"Electronic waste" enabled by "planned obsolescence" is bullshit. If you're starting a single-issue party about that, I'm in.
Typical. After she gets her data out and sanitizes the machine, please donate it. Someone will squeeze a few more years of use out of it.
Ask people who post under #/retrocomputing, I think they have the right attitude about this (and they're not all talking about Z80s and 6502s).
@Wijfi @lofty @LubuntuOfficial
If you can help @mike and his wife i'm positive they would appreciate it in the name of whoever benefits from receiving a functioning machine.
@[email protected] Ask people who post under #/retrocomputing, I think they have the right attitude about this (and they're not all talking about Z80s and 6502s).
@kater_s @angelastella @lofty I'd not even heard of OpenCore.
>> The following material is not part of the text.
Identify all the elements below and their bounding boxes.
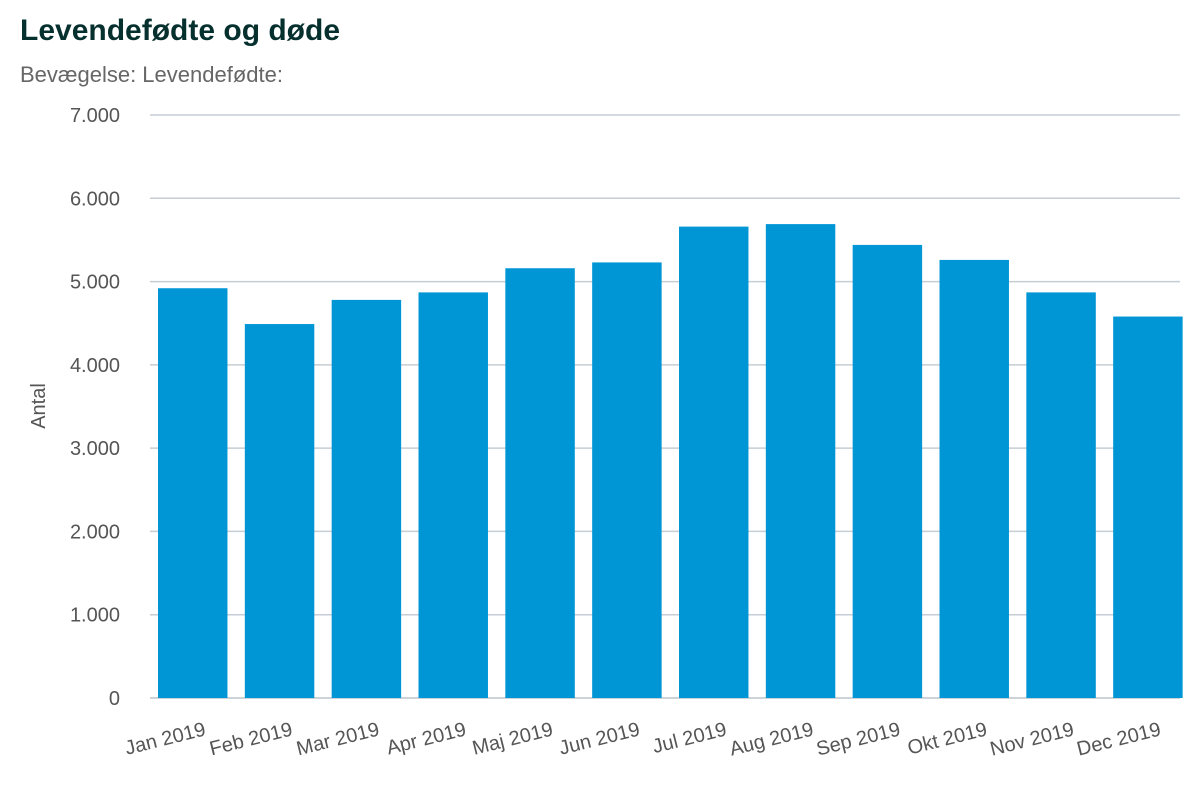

It seems to be part of the Hackintosh project, which I always understood to be about running MacOS on non-Mac hardware.
I think my issue is different: recent version of MacOS will not run on my old Mac hardware. I don't know if it's because they depend on more recent hardware features, or just a refusal that I could somehow override and all would be well.
@lofty Nevermind abandoned software and hardware, I'm of the view that purchasing software or hardware should include the tools necessary to control every bit of data in every RAM and register and the documentation necessary to do so.
I understand that it's much easier to make the abandonware argument though, and I also support that. It'd be a nice compromise if companies had to submit documentation and programming tools to some kind of agency that timed the public release for a few years after the launch date. That way, millions of products wouldn't become e-waste if a company is suddenly bought out or goes bankrupt.
@timjclevenger @lofty @tylerburton
This is really the core problem and likely the important solution.
We're granting a lot of copyright to orgs who haven't actually sold "copies" of anything.
Abandoned software should lose its copyright status. We may not have original source code in all cases, but at least we would open the door to reverse engineers.
Abandoned hardware should lose any patent and copyright protection for its components.
Still some messy parts, but a better direction.
@lofty
Talking to Adobe folks about one of my all-time favorite pieces of abandonware, FreeHand, they said that such tools have significant amounts of sub-licensed code for say file formats, compression, printing, etc.
In theory one can work around all that, but it's not as simple as handing over the keys.
I guess we still need invest in open source development...
@chexum
@lofty Valid point, of course, but I meant it more like that we have a right to know what our software and hardware is doing, and that's a hell of a lot easier with open code.
But yeah, agreed, it won't magically make code more secure - but it will make it harder to hide things.
It will go a long way towards ensuring infrastructure remains viable.
@lofty That's damn heartbreaking, and all that extra work so unnecessary. Imagine if it had been spent on *improving* that tech instead of reverse-engineering it.
Totally with you on this one. Who wouldn't be.
Improving it for others, maybe?
@lofty I would definitely agree with you. one kind of edge case bothers me though:
how would you treat a hardware device that uses some protected secret sauce that is abandoned, when forty years later the company that made it still makes similar devices with the same secret sauce. said company's entire reason for selling devices is that secret sauce and that's how they compete.
maybe I'm just not creative enough, but I don't see many resolutions to this that make sense. 1) they could be compelled to release all details on that old machine, thus compromising the secrecy of the sauce in all machines from then until now and into the future. 2) they could be compelled to support that machine for as long as they want their sauce secret. neither seem to be a good idea.
also this assumes that industrial secrets are of course supposed to be secret.
(my particular machine in mind is a specific and dull imaging machine)
@lofty IMO, companies should have to escrow source code and schematics with the government in order to get copyright and patent protection, and pay a small fee to cover escrow costs every few years.
If nobody re-ups on a record, it goes public. People could also petition to assess whether a company is just 'camping' on IP in anti-social/anti-market ways.